Speechless. Mulutku terkunci rapat. Hatiku seakan tercabik-cabik dengan kasar. Ya
Tuhan, apa yang harus kulakukan? Tubuhku tetap berdiri kaku menyaksikan
semuanya.
Aku memang masih kelas dua SMA,
tapi otakku cukup dapat menelaah kegiatan dua pasang anak manusia di dalam
sana.Entah mengapa, walaupun tulang-belulangku rasanya remuk tak tersisa, tapi
aku masih saja memperhatikan dua orang itu, dari mulai mereka meniup lilin di
atas roti kecil bersama-sama, sampai saat mereka berciuman lekat.
Pandanganku mengabur bersama
butiran kristal bening yang memenuhi pelupuk mataku.
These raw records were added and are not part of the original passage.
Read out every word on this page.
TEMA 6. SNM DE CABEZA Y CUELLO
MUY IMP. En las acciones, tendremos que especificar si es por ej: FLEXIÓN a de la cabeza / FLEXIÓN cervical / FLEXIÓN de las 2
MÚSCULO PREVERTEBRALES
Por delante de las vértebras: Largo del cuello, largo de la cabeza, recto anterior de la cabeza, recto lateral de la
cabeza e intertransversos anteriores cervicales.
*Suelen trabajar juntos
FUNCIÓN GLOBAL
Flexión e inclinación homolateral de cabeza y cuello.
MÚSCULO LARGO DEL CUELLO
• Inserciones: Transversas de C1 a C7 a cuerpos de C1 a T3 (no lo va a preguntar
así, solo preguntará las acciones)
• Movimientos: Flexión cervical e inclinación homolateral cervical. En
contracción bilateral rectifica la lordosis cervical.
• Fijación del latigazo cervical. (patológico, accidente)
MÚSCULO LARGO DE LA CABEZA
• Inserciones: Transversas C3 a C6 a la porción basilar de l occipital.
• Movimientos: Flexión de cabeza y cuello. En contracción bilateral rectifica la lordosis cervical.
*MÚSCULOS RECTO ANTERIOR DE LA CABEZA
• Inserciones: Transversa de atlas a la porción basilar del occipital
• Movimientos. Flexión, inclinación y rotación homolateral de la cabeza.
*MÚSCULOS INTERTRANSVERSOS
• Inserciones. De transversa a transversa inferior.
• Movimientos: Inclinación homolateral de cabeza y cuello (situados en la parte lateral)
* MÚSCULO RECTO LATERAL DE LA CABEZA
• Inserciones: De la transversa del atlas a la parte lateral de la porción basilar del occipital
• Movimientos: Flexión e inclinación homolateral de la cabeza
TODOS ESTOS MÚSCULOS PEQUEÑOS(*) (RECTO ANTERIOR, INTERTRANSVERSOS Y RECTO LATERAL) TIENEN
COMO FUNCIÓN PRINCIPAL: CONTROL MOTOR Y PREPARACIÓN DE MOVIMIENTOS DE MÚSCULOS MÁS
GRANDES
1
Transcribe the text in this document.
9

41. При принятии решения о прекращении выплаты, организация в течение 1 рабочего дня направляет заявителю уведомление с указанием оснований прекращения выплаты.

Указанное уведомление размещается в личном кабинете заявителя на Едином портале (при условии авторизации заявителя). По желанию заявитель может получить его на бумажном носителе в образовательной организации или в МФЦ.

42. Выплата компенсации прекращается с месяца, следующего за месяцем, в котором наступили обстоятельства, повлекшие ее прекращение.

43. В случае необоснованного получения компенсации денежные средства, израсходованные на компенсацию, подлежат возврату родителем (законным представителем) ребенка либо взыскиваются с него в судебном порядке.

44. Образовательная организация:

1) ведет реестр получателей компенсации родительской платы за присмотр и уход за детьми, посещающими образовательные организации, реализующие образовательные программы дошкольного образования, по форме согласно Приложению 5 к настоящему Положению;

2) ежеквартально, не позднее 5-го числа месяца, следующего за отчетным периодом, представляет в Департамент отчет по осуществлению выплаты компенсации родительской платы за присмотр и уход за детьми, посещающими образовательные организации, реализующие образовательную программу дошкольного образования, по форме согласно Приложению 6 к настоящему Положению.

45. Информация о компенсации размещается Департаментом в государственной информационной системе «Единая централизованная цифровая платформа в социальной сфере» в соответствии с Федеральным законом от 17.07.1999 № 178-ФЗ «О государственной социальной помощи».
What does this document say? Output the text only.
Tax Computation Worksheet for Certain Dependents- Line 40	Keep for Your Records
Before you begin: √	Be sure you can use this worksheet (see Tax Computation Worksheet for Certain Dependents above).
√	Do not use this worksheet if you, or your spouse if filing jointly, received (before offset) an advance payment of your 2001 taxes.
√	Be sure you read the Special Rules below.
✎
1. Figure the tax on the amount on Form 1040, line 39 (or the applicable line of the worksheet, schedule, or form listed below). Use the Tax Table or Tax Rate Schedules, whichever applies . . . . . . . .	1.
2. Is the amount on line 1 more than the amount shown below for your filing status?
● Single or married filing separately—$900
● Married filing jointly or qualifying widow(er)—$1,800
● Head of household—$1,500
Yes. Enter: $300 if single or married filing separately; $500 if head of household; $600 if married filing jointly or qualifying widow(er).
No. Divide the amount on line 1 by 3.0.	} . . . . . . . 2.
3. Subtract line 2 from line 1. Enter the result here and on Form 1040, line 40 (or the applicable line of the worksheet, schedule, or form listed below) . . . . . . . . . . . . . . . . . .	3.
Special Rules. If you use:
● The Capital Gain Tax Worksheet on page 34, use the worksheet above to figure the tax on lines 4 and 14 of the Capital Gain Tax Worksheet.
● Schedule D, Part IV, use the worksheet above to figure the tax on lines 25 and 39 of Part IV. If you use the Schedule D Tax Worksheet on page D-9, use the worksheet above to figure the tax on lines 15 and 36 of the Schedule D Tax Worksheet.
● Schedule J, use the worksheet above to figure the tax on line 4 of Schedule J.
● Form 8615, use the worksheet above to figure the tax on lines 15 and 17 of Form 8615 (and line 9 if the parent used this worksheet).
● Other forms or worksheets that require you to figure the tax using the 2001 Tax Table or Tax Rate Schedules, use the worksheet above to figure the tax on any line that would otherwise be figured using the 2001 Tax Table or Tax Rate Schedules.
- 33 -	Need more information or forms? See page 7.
Dan aku masih tetap diam
saat mata hazel Zarro menatap kaget kearah tempatku berdiri. Aku terlalu syok
sampai-sampai otakku tidak mau lagi bekerja dengan baik.
‘apa yang kutunggu?’ aku benar-benar
marah. Marah pada otakku yang terus memaksaku untuk menyaksikan kejadian
menjijikkan itu. Juga marah pada kakiku yang masih saja diam ditempat. Kenapa tidak
lari saja?
Kulihat Zarro turun dari mobinya
dan menatapku dengan pandangan yang sulit ditebak. Sedangkan aku, keadaanku
benar-benar jauh dari kata ‘baik-baik saja’. Mataku sudah tak dapat lagi
membendung air mata yang terlampau banyak melebihi kadarnya.
“kita putus Zarro!” ucapku pelan,
namun penuh akan ketegasan.
***
Ini hidup! Hidup yang kita tidak
pernah tau bagaimana endingnya. Tidak bisa kita rencanakan alurnya. Sulit untuk
kita atur settingnya.
Ini hidup. Hidup yang bahkan bisa
lebih kejam dari apa yang sanggup kita bayangkan.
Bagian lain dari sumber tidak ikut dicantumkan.